Santa Lusia pernah berkata, “Aku, hamba yang hina ini, seumur hidup tidak berbuat lain daripada menyampaikan kurban kepada Allah.”
Ia berjanji kepada Yesus bahwa ia tidak akan menikah dengan siapa pun, agar dapat menjadi milik Allah saja.
Santa Lusia, Perawan dan Martir, cahaya iman dan kemurnian, menjadi ungkapan syukur Gereja karena teladan kekudusan dan perjuangan hidupnya.
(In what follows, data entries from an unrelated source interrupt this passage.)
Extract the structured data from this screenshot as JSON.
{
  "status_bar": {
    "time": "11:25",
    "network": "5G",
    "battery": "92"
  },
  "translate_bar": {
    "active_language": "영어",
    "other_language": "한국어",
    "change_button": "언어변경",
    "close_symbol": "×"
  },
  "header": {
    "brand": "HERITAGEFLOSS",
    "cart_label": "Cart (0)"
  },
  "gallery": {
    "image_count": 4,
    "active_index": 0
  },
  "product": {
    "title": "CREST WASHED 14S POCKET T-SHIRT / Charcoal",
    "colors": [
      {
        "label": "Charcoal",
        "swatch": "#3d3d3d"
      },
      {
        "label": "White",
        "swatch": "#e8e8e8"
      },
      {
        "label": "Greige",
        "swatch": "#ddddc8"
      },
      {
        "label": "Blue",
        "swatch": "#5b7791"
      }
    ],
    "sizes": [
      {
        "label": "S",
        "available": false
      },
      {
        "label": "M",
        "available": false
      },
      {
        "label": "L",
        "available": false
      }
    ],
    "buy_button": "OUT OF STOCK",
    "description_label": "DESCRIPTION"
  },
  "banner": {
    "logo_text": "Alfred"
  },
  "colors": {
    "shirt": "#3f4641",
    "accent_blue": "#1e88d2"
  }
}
Menampilkan cahaya iman dan kemurnian dalam ketulusan hati merupakan warisan rohani dari Santa Lusia. Semoga melalui keluarga dan komunitas juga setiap kesempatan, hidup kita menjadi kesempatan untuk menunjukkan kesetiaan iman dan kesaksian hidup yang memancar dari setiap pilihan hidup kita. Kiranya kita juga punya cinta membara akan Yesus, seperti Santa Lusia.
Santa Lusia, doakanlah kami. Amin.
Selamat pagi dan selamat hari baru. Dalam Yesus, kita bersaudara. Tuhan memberkati.